• Lunghezza totale (km): 20
  • Percorribilità: in auto, in camper, in moto, in vespa, in bici

Il sistema delle ville storiche si sviluppò sul Lungomonte pisano nel Cinquecento, quando le famiglie della nobiltà pisana e fiorentina scelsero di costruirvi le residenze per la villeggiatura.

Buti

Salone interno della Villa Medicea di Buti

Buti, Villa Medicea

L’itinerario inizia da Buti, ai piedi del Monte Pisano, da dove partono sentieri per gli amanti delle passeggiate o delle pedalate in bici. Qui si trova la Villa Medicea fondata sui resti di un fortilizio medievale della famiglia Tonini (la stessa di quello più in alto che domina il paese). Non segue i canoni architettonici delle ville medicee, ma è più simile a quelle lucchesi.

La Villa fa parte dell’Associazione Dimore Storiche Italiane ed è una location per cerimonie e matrimoni, visitabile su appuntamento.


Vicopisano

Proseguendo lungo la Strada dell’Olio Monti Pisani, si arriva al borgo murato di Vicopisano, caratterizzato dal profilo inconfondibile della Rocca del Brunelleschi, insieme alle 13 case torri medievali che si innalzano tra i graziosi vicoli.
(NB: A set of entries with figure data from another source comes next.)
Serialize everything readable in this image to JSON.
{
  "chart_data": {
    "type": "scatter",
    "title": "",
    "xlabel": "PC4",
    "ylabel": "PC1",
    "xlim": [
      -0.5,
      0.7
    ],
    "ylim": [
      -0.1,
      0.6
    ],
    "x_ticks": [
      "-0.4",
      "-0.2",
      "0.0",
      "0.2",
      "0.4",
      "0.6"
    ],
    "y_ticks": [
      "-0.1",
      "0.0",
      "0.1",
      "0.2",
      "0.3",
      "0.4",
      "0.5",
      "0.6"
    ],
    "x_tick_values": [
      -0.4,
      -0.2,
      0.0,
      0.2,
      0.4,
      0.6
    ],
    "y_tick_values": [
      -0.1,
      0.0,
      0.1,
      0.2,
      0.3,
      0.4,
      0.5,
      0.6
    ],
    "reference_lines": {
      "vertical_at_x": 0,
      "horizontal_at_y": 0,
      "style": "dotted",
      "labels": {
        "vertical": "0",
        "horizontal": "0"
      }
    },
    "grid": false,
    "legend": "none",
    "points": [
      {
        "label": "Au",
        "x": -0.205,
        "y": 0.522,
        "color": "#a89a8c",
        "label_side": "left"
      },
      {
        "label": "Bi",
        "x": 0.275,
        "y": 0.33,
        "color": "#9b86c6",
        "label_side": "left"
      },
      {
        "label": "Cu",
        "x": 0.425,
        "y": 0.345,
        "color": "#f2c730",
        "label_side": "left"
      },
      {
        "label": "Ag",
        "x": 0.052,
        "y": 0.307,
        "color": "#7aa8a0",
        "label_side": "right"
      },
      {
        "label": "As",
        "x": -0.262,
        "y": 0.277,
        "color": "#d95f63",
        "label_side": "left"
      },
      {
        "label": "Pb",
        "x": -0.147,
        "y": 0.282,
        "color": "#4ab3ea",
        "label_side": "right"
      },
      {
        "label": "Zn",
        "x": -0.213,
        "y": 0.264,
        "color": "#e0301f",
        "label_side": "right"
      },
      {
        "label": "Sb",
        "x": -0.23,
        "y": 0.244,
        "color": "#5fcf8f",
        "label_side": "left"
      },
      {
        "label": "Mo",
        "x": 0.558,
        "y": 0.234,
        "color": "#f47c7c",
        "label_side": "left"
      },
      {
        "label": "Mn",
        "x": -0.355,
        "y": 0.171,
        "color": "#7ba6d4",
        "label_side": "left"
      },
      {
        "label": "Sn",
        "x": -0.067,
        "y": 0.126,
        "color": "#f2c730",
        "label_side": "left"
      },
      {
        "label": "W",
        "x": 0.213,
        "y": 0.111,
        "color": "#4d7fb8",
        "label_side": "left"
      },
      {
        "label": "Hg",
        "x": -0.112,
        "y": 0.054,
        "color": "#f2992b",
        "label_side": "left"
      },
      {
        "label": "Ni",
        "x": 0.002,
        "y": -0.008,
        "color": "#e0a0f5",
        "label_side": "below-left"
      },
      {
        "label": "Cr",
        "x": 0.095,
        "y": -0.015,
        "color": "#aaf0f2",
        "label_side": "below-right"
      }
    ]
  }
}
Si prosegue poi per Uliveto Terme, località nota per le sue acque termali ideali per le cure idropiniche. Qui si trova Villa Rita, dimora storica del secolo XV di proprietà di famiglie pisane e fiorentine, location di matrimoni ed eventi, nonché struttura ricettiva.


Calci

Villa Scorzi (anche in apertura) – ©villascorzi.com

Poco più avanti, oltrepassata la Rocca di Caprona citata da Dante nella Divina Commedia, si arriva a Calci, dove si consiglia assolutamente una visita a due gioielli come la Certosa Monumentale e il Museo di Storia Naturale dell’Università di Pisa.
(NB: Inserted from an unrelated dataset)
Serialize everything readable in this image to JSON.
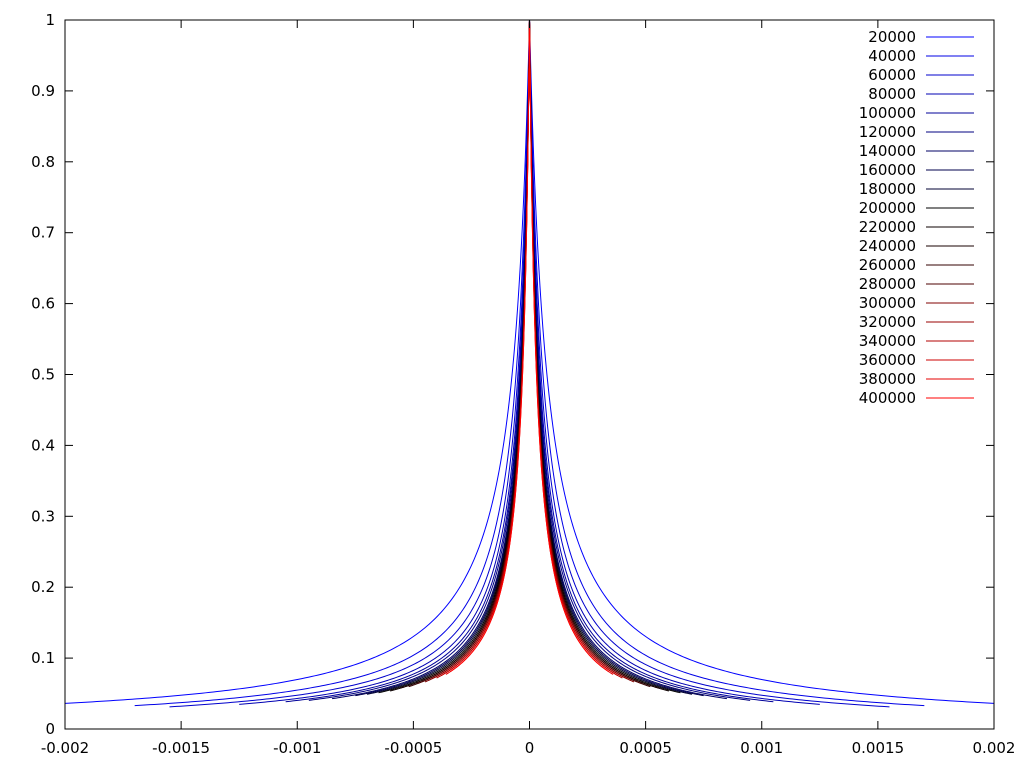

Fuori dal paese troviamo la trecentesca Villa Scorzi: un elegante complesso architettonico circondato da grande parco, preziosa testimonianza dei vari stili architettonici in Toscana. Alla facciata settecentesca si affiancano un loggiato, una grande limonaia e il giardino all’italiana con la fontana che riprende quella della Certosa. La villa è struttura ricettiva e location di matrimoni.


Agnano

Altra tappa ad Agnano: la Villa Tadini Buoninsegni deve le sue origini a Lorenzo De Medici, che alla fine del XV secolo vi costruì la residenza per la caccia e gli incontri con ospiti illustri come il Poliziano.
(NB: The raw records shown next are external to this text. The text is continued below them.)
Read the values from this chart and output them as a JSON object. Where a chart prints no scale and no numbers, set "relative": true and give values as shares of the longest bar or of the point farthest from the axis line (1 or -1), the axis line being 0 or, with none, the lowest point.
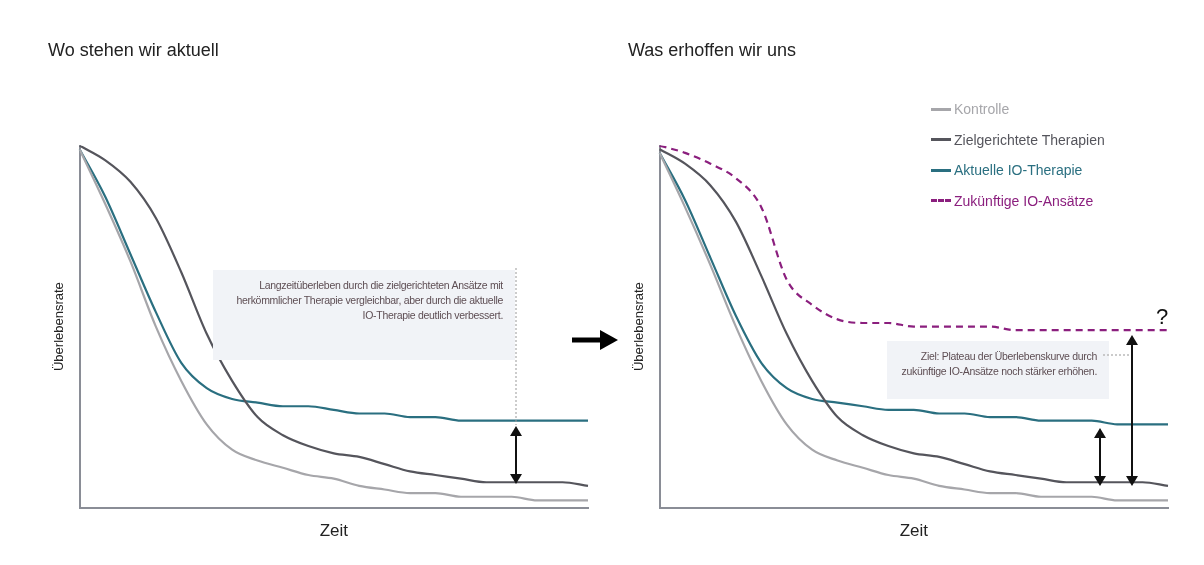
{
  "chart_data": [
    {
      "type": "line",
      "title": "Wo stehen wir aktuell",
      "xlabel": "Zeit",
      "ylabel": "Überlebensrate",
      "relative": true,
      "tick_labels": false,
      "legend": false,
      "categories": [
        null,
        null,
        null,
        null,
        null,
        null,
        null,
        null,
        null,
        null,
        null,
        null,
        null,
        null,
        null,
        null,
        null,
        null,
        null,
        null,
        null
      ],
      "series": [
        {
          "color": "#a6a6aa",
          "values": [
            0.99,
            0.84,
            0.68,
            0.5,
            0.35,
            0.23,
            0.16,
            0.13,
            0.11,
            0.09,
            0.08,
            0.06,
            0.05,
            0.04,
            0.04,
            0.03,
            0.03,
            0.03,
            0.02,
            0.02,
            0.02
          ]
        },
        {
          "color": "#55555c",
          "values": [
            1.0,
            0.96,
            0.9,
            0.8,
            0.65,
            0.48,
            0.35,
            0.25,
            0.2,
            0.17,
            0.15,
            0.14,
            0.12,
            0.1,
            0.09,
            0.08,
            0.07,
            0.07,
            0.07,
            0.07,
            0.06
          ]
        },
        {
          "color": "#2a6f80",
          "values": [
            0.99,
            0.86,
            0.7,
            0.54,
            0.4,
            0.33,
            0.3,
            0.29,
            0.28,
            0.28,
            0.27,
            0.26,
            0.26,
            0.25,
            0.25,
            0.24,
            0.24,
            0.24,
            0.24,
            0.24,
            0.24
          ]
        }
      ],
      "annotations": [
        "Langzeitüberleben durch die zielgerichteten Ansätze mit herkömmlicher Therapie vergleichbar, aber durch die aktuelle IO-Therapie deutlich verbessert."
      ]
    },
    {
      "type": "line",
      "title": "Was erhoffen wir uns",
      "xlabel": "Zeit",
      "ylabel": "Überlebensrate",
      "relative": true,
      "tick_labels": false,
      "legend": "top right",
      "categories": [
        null,
        null,
        null,
        null,
        null,
        null,
        null,
        null,
        null,
        null,
        null,
        null,
        null,
        null,
        null,
        null,
        null,
        null,
        null,
        null,
        null
      ],
      "series": [
        {
          "name": "Kontrolle",
          "color": "#a6a6aa",
          "values": [
            0.98,
            0.83,
            0.67,
            0.5,
            0.35,
            0.23,
            0.16,
            0.13,
            0.11,
            0.09,
            0.08,
            0.06,
            0.05,
            0.04,
            0.04,
            0.03,
            0.03,
            0.03,
            0.02,
            0.02,
            0.02
          ]
        },
        {
          "name": "Zielgerichtete Therapien",
          "color": "#55555c",
          "values": [
            0.99,
            0.95,
            0.89,
            0.79,
            0.64,
            0.48,
            0.35,
            0.25,
            0.2,
            0.17,
            0.15,
            0.14,
            0.12,
            0.1,
            0.09,
            0.08,
            0.07,
            0.07,
            0.07,
            0.07,
            0.06
          ]
        },
        {
          "name": "Aktuelle IO-Therapie",
          "color": "#2a6f80",
          "values": [
            0.98,
            0.85,
            0.69,
            0.53,
            0.4,
            0.33,
            0.3,
            0.29,
            0.28,
            0.27,
            0.27,
            0.26,
            0.26,
            0.25,
            0.25,
            0.24,
            0.24,
            0.24,
            0.23,
            0.23,
            0.23
          ]
        },
        {
          "name": "Zukünftige IO-Ansätze",
          "color": "#8b1f7e",
          "line_style": "dashed",
          "values": [
            1.0,
            0.98,
            0.95,
            0.91,
            0.83,
            0.63,
            0.56,
            0.52,
            0.51,
            0.51,
            0.5,
            0.5,
            0.5,
            0.5,
            0.49,
            0.49,
            0.49,
            0.49,
            0.49,
            0.49,
            0.49
          ]
        }
      ],
      "annotations": [
        "Ziel: Plateau der Überlebenskurve durch zukünftige IO-Ansätze noch stärker erhöhen.",
        "?"
      ]
    }
  ]
}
Il bel parco romantico all’inglese è invece opera dell’architetto dei Granduchi: qui si trova la voliera ottocentesca proveniente dal giardino di Boboli a Firenze, commissionata dal Re Vittorio Emanuele II. Villa Tadini è sede di un festival di Musica che si tiene anche in altre suggestive location del Lungomonte.